Revenue per available room (RevPar) for the January to April period was 4pc lower than 2023 levels, with the group attributing this to increased supply, a rise in the VAT rate and a lower number of events.
However, as the group enters a typically busier season, Dalata now expects RevPAR for May and June to be 3pc higher than the same months last year.
The group’s RevPAR for the first half of 2024 is now set to be 1pc lower than the corresponding period in 2023, Dalata reported in an update today.
Adjusted earnings before interest, tax, depreciation and amortisation (Ebitda) is expected to be more than €105m in the first six months of 2024.

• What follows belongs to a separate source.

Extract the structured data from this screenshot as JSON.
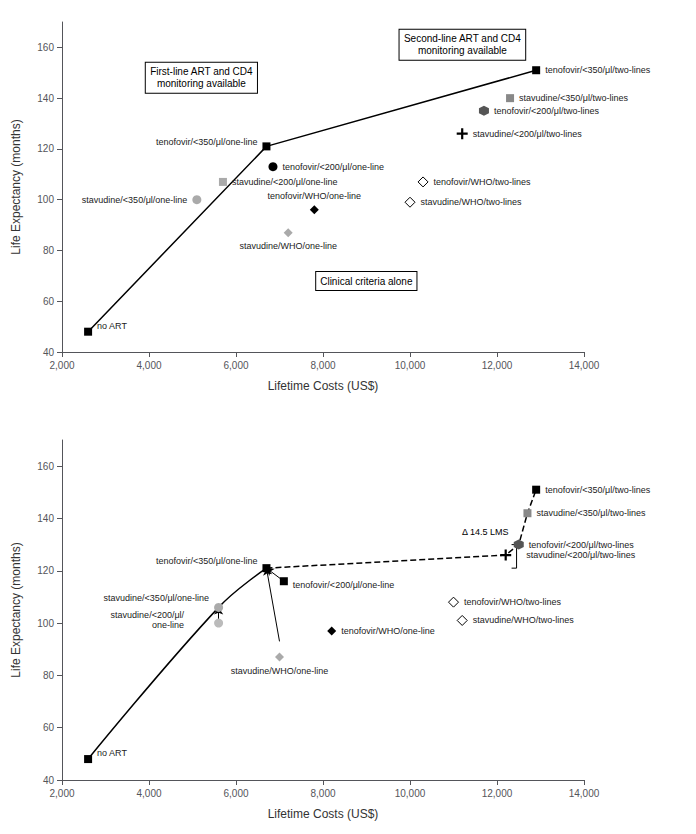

Last year, the group reported adjusted Ebitda of €103.4m.
Dalata expects a strong performance across its Irish and UK locations, as well as its hotels in Düsseldorf, Germany and Amsterdam in the Netherlands.
Corporate demand has been ahead of last year, the group reported.
Dalata also noted that it had not yet seen “any material impact” of ongoing industrial action at Aer Lingus. However, the group added that “any prolonged dispute presents risk to the wider industry in Ireland.”
“The Group’s RevPAR outperformed 2023 levels for May/June, which is reflected across each of our four regions,” chief executive Dermot Crowley said.
“In Dublin specifically, demand remains strong, however, the combination of increased supply and the increase in the VAT rate has impacted RevPAR in the first six months of the year,” he added.
Mr Crowley also said that the group’s UK footprint is set to grow by 20pc this year, which represents around 838 new rooms.
The Maldron Hotel Manchester Cathedral Quarter opened last month, with Maldron locations Liverpool, Brighton and Shoreditch, London set to welcome their first guests over the next two months.
Davy analyst Paul Ruddy wrote in a note to investors that the momentum in the busier part of the year is “encouraging”, adding that the group’s management is “positive in its outlook for the summer period.”